What Are Some of the Benefits?
- Full control over filtering behavior.
- Easily integrate with user settings or saved filters.
- Compatible with the advanced filtering UI (filters applied programmatically can be edited via UI).
This approach is ideal when filters must be auto-applied based on context, or showing department-specific data to certain users, or pre-filtering based on a dashboard selection.
Remote Filtering
When working with large datasets, client-side filtering may not be efficient or scalable. In such cases, IgxGrid supports remote filtering, where the filter expressions are constructed on the client and sent to the server for processing.

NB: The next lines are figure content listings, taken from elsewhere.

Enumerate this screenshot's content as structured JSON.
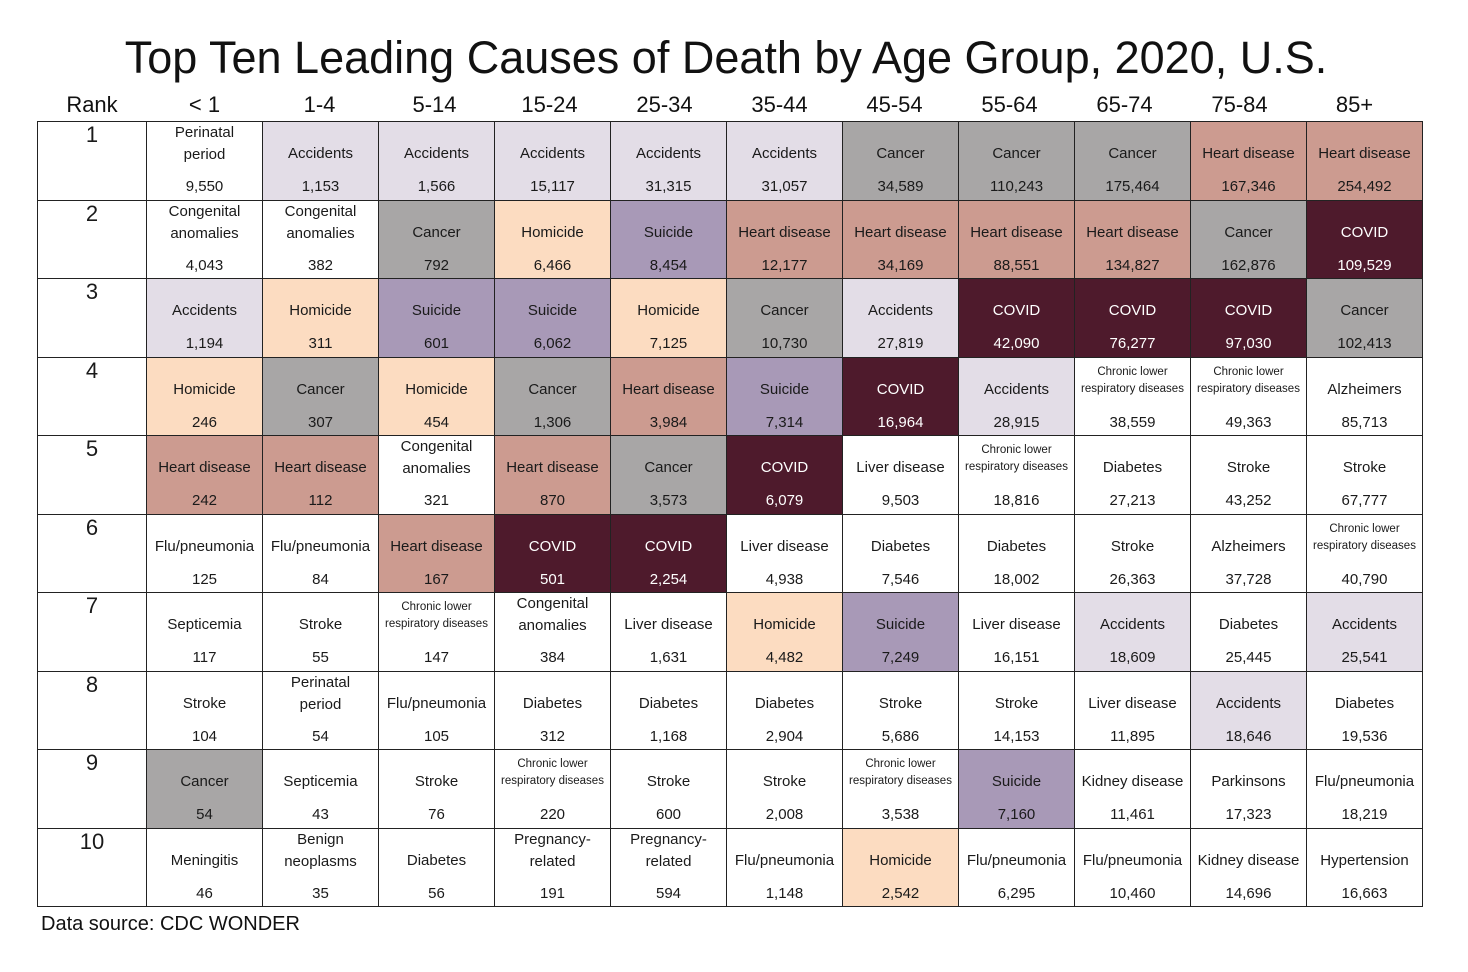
{
  "chart_data": {
    "type": "table",
    "title": "Top Ten Leading Causes of Death by Age Group, 2020, U.S.",
    "rank_header": "Rank",
    "age_groups": [
      "< 1",
      "1-4",
      "5-14",
      "15-24",
      "25-34",
      "35-44",
      "45-54",
      "55-64",
      "65-74",
      "75-84",
      "85+"
    ],
    "ranks": [
      "1",
      "2",
      "3",
      "4",
      "5",
      "6",
      "7",
      "8",
      "9",
      "10"
    ],
    "colors": {
      "Accidents": "#e3dde7",
      "Cancer": "#a8a6a6",
      "Heart disease": "#cc9b90",
      "Homicide": "#fcdcc1",
      "Suicide": "#a899b7",
      "COVID": "#4e1a2c",
      "default": "#ffffff"
    },
    "rows": [
      [
        [
          "Perinatal period",
          "9,550"
        ],
        [
          "Accidents",
          "1,153"
        ],
        [
          "Accidents",
          "1,566"
        ],
        [
          "Accidents",
          "15,117"
        ],
        [
          "Accidents",
          "31,315"
        ],
        [
          "Accidents",
          "31,057"
        ],
        [
          "Cancer",
          "34,589"
        ],
        [
          "Cancer",
          "110,243"
        ],
        [
          "Cancer",
          "175,464"
        ],
        [
          "Heart disease",
          "167,346"
        ],
        [
          "Heart disease",
          "254,492"
        ]
      ],
      [
        [
          "Congenital anomalies",
          "4,043"
        ],
        [
          "Congenital anomalies",
          "382"
        ],
        [
          "Cancer",
          "792"
        ],
        [
          "Homicide",
          "6,466"
        ],
        [
          "Suicide",
          "8,454"
        ],
        [
          "Heart disease",
          "12,177"
        ],
        [
          "Heart disease",
          "34,169"
        ],
        [
          "Heart disease",
          "88,551"
        ],
        [
          "Heart disease",
          "134,827"
        ],
        [
          "Cancer",
          "162,876"
        ],
        [
          "COVID",
          "109,529"
        ]
      ],
      [
        [
          "Accidents",
          "1,194"
        ],
        [
          "Homicide",
          "311"
        ],
        [
          "Suicide",
          "601"
        ],
        [
          "Suicide",
          "6,062"
        ],
        [
          "Homicide",
          "7,125"
        ],
        [
          "Cancer",
          "10,730"
        ],
        [
          "Accidents",
          "27,819"
        ],
        [
          "COVID",
          "42,090"
        ],
        [
          "COVID",
          "76,277"
        ],
        [
          "COVID",
          "97,030"
        ],
        [
          "Cancer",
          "102,413"
        ]
      ],
      [
        [
          "Homicide",
          "246"
        ],
        [
          "Cancer",
          "307"
        ],
        [
          "Homicide",
          "454"
        ],
        [
          "Cancer",
          "1,306"
        ],
        [
          "Heart disease",
          "3,984"
        ],
        [
          "Suicide",
          "7,314"
        ],
        [
          "COVID",
          "16,964"
        ],
        [
          "Accidents",
          "28,915"
        ],
        [
          "Chronic lower respiratory diseases",
          "38,559"
        ],
        [
          "Chronic lower respiratory diseases",
          "49,363"
        ],
        [
          "Alzheimers",
          "85,713"
        ]
      ],
      [
        [
          "Heart disease",
          "242"
        ],
        [
          "Heart disease",
          "112"
        ],
        [
          "Congenital anomalies",
          "321"
        ],
        [
          "Heart disease",
          "870"
        ],
        [
          "Cancer",
          "3,573"
        ],
        [
          "COVID",
          "6,079"
        ],
        [
          "Liver disease",
          "9,503"
        ],
        [
          "Chronic lower respiratory diseases",
          "18,816"
        ],
        [
          "Diabetes",
          "27,213"
        ],
        [
          "Stroke",
          "43,252"
        ],
        [
          "Stroke",
          "67,777"
        ]
      ],
      [
        [
          "Flu/pneumonia",
          "125"
        ],
        [
          "Flu/pneumonia",
          "84"
        ],
        [
          "Heart disease",
          "167"
        ],
        [
          "COVID",
          "501"
        ],
        [
          "COVID",
          "2,254"
        ],
        [
          "Liver disease",
          "4,938"
        ],
        [
          "Diabetes",
          "7,546"
        ],
        [
          "Diabetes",
          "18,002"
        ],
        [
          "Stroke",
          "26,363"
        ],
        [
          "Alzheimers",
          "37,728"
        ],
        [
          "Chronic lower respiratory diseases",
          "40,790"
        ]
      ],
      [
        [
          "Septicemia",
          "117"
        ],
        [
          "Stroke",
          "55"
        ],
        [
          "Chronic lower respiratory diseases",
          "147"
        ],
        [
          "Congenital anomalies",
          "384"
        ],
        [
          "Liver disease",
          "1,631"
        ],
        [
          "Homicide",
          "4,482"
        ],
        [
          "Suicide",
          "7,249"
        ],
        [
          "Liver disease",
          "16,151"
        ],
        [
          "Accidents",
          "18,609"
        ],
        [
          "Diabetes",
          "25,445"
        ],
        [
          "Accidents",
          "25,541"
        ]
      ],
      [
        [
          "Stroke",
          "104"
        ],
        [
          "Perinatal period",
          "54"
        ],
        [
          "Flu/pneumonia",
          "105"
        ],
        [
          "Diabetes",
          "312"
        ],
        [
          "Diabetes",
          "1,168"
        ],
        [
          "Diabetes",
          "2,904"
        ],
        [
          "Stroke",
          "5,686"
        ],
        [
          "Stroke",
          "14,153"
        ],
        [
          "Liver disease",
          "11,895"
        ],
        [
          "Accidents",
          "18,646"
        ],
        [
          "Diabetes",
          "19,536"
        ]
      ],
      [
        [
          "Cancer",
          "54"
        ],
        [
          "Septicemia",
          "43"
        ],
        [
          "Stroke",
          "76"
        ],
        [
          "Chronic lower respiratory diseases",
          "220"
        ],
        [
          "Stroke",
          "600"
        ],
        [
          "Stroke",
          "2,008"
        ],
        [
          "Chronic lower respiratory diseases",
          "3,538"
        ],
        [
          "Suicide",
          "7,160"
        ],
        [
          "Kidney disease",
          "11,461"
        ],
        [
          "Parkinsons",
          "17,323"
        ],
        [
          "Flu/pneumonia",
          "18,219"
        ]
      ],
      [
        [
          "Meningitis",
          "46"
        ],
        [
          "Benign neoplasms",
          "35"
        ],
        [
          "Diabetes",
          "56"
        ],
        [
          "Pregnancy-related",
          "191"
        ],
        [
          "Pregnancy-related",
          "594"
        ],
        [
          "Flu/pneumonia",
          "1,148"
        ],
        [
          "Homicide",
          "2,542"
        ],
        [
          "Flu/pneumonia",
          "6,295"
        ],
        [
          "Flu/pneumonia",
          "10,460"
        ],
        [
          "Kidney disease",
          "14,696"
        ],
        [
          "Hypertension",
          "16,663"
        ]
      ]
    ],
    "source": "Data source: CDC WONDER"
  }
}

This approach is ideal for virtualized grids, paged APIs, or scenarios where backend systems perform the heavy lifting.
What Are Some of the Most Common Use Cases?
- Virtualized grids with server-side paging.

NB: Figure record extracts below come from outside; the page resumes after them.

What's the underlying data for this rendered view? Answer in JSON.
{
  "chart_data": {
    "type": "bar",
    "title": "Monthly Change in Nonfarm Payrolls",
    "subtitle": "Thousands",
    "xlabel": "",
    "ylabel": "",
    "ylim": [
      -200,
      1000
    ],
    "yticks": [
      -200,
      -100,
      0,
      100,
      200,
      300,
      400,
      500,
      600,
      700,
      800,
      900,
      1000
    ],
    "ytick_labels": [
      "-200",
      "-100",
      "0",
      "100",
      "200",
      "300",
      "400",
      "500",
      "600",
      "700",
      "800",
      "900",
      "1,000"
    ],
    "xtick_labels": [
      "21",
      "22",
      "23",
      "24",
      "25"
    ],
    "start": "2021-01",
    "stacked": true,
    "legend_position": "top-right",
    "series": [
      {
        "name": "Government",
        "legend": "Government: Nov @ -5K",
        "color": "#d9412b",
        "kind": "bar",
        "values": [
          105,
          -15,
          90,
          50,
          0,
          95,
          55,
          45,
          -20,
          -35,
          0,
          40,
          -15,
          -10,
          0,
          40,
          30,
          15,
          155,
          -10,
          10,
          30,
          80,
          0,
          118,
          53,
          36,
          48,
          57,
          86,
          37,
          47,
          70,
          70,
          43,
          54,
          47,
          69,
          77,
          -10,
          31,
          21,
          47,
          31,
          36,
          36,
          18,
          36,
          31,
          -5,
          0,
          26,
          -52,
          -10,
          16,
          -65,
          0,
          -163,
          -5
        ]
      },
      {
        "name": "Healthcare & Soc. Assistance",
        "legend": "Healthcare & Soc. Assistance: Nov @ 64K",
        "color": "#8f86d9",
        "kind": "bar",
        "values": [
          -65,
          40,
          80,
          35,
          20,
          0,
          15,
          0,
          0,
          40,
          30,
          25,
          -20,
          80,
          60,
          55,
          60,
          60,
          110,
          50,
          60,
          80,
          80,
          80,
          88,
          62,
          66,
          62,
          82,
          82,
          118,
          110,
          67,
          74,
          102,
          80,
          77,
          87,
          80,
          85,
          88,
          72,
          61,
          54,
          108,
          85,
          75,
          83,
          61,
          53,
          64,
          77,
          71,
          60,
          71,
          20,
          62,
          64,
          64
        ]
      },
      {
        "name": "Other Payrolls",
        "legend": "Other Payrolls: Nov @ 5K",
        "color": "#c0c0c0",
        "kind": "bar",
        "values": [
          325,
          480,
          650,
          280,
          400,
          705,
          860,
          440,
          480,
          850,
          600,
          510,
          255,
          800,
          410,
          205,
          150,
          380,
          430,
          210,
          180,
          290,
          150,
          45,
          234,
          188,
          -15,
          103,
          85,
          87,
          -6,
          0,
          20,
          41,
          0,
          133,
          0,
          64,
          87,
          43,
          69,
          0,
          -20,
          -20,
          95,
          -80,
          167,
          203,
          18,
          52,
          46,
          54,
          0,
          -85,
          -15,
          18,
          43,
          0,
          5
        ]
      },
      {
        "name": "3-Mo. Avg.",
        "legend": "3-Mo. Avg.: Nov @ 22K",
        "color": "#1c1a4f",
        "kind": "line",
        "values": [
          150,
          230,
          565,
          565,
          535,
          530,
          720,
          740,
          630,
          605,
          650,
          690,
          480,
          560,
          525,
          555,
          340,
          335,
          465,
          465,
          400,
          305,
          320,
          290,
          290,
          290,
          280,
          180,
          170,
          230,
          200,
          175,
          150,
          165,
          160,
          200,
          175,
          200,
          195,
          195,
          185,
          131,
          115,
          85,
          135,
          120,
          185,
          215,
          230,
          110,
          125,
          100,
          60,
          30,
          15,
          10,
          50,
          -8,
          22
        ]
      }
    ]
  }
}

- Dashboards that require querying large datasets.
- Ensuring filters are enforced server-side for security or data privacy.
How Does It Work
- Users interact with IgxGrid’s filtering UI.

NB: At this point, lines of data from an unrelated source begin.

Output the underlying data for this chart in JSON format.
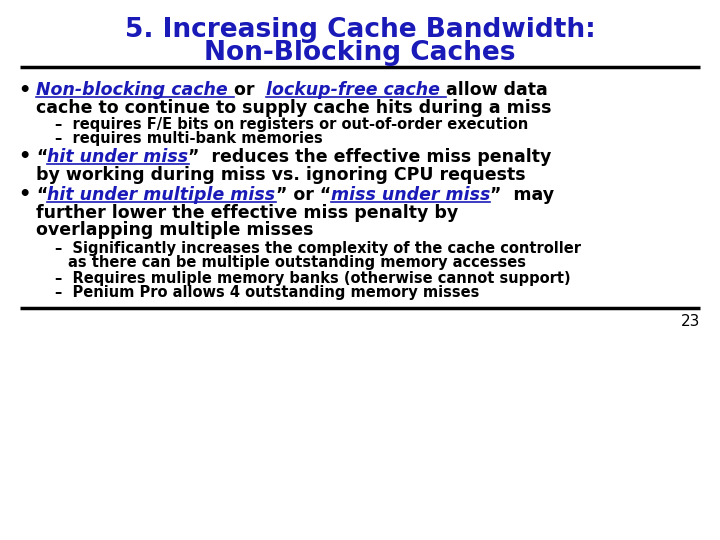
{
  "title_line1": "5. Increasing Cache Bandwidth:",
  "title_line2": "Non-Blocking Caches",
  "title_color": "#1a1ab8",
  "bg_color": "#ffffff",
  "text_color": "#000000",
  "blue_color": "#1a1ab8",
  "page_number": "23"
}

- The grid builds a FilteringExpressionsTree representing active filters.
- You serialize this filter tree and include it in API requests.
- Your server processes the filters and returns matching data.
Example: Generate Filter Query for Your API
private buildFilterQuery(): string { const expressionsTree = this.grid.filteringExpressionsTree; if (!expressionsTree || expressionsTree.filteringOperands.length === 0) { return ''; } const filterParts: string[] = []; expressionsTree.filteringOperands.forEach((expr: IFilteringExpression) => { const field = expr.fieldName; const condition = expr.condition.name; const value = encodeURIComponent(expr.searchVal); filterParts.push(`${field} ${condition} ${value}`); }); return filterParts.join(' or '); } private buildDataUrl(): string { const filterQuery = this.buildFilterQuery(); const baseUrl = 'https://myapi.example.com/employees'; return filterQuery ? `${baseUrl}?$filter=${filterQuery}` : baseUrl; }
Usage
const apiUrl = this.buildDataUrl(); this.http.get(apiUrl).subscribe((data) => { this.grid.data = data; });
//Generated URL example https://services.odata.org/V4/Northwind/Northwind.svc/Products?$filter=UnitPrice gt 50 and UnitsInStock gt 10
Useful Backend Integration Tip
Ensure your server can interpret and apply the filter logic. Depending on your backend technology, you might:
- Map operators (e.g., contains, equals) to SQL or NoSQL equivalents.
- Parse nested AND/OR groups from the FilteringExpressionsTree.
- Apply type-aware filtering (e.g., strings, numbers, dates).
Wrap Up
To get the most out of IgxGrid’s filtering capabilities, explore the Ignite UI for Angular documentation, check out our Grid Samples to see filtering features in action, and feel free to experiment with combining formatted filtering and custom operands for a highly tailored UX.
With these tools, you can build enterprise-grade data experiences that empower users to explore, analyze, and act on their data more efficiently and with greater insight.